How do we use language? Shared patterns in the frequency of word use across 17 world languages

Abstract
We present data from 17 languages on the frequency with which a common set of words is used in everyday language. The languages are drawn from six language families representing 65 per cent of the world's 7000 languages. Our data were collected from linguistic corpora that record frequencies of use for the 200 meanings in the widely used Swadesh fundamental vocabulary. Our interest is to assess evidence for shared patterns of language use around the world, and for the relationship of language use to rates of lexical replacement, defined as the replacement of a word by a new unrelated or non-cognate word. Frequencies of use for words in the Swadesh list range from just a few per million words of speech to 191 000 or more. The average inter-correlation among languages in the frequency of use across the 200 words is 0.73 ( p < 0.0001). The first principal component of these data accounts for 70 per cent of the variance in frequency of use. Elsewhere, we have shown that frequently used words in the Indo-European languages tend to be more conserved, and that this relationship holds separately for different parts of speech.

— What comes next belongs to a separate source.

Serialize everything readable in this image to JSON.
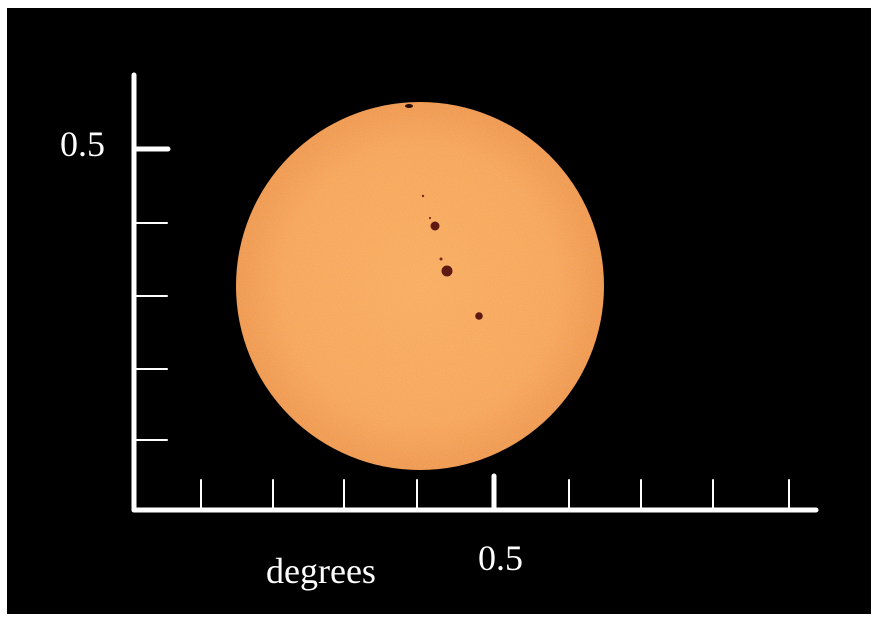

A regression model combining the principal factor loadings derived from the worldwide sample along with their part of speech predicts 46 per cent of the variance in the rates of lexical replacement in the Indo-European languages. This suggests that Indo-European lexical replacement rates might be broadly representative of worldwide rates of change. Evidence for this speculation comes from using the same factor loadings and part-of-speech categories to predict a word's position in a list of 110 words ranked from slowest to most rapidly evolving among 14 of the world's language families. This regression model accounts for 30 per cent of the variance. Our results point to a remarkable regularity in the way that human speakers use language, and hint that the words for a shared set of meanings have been slowly evolving and others more rapidly evolving throughout human history.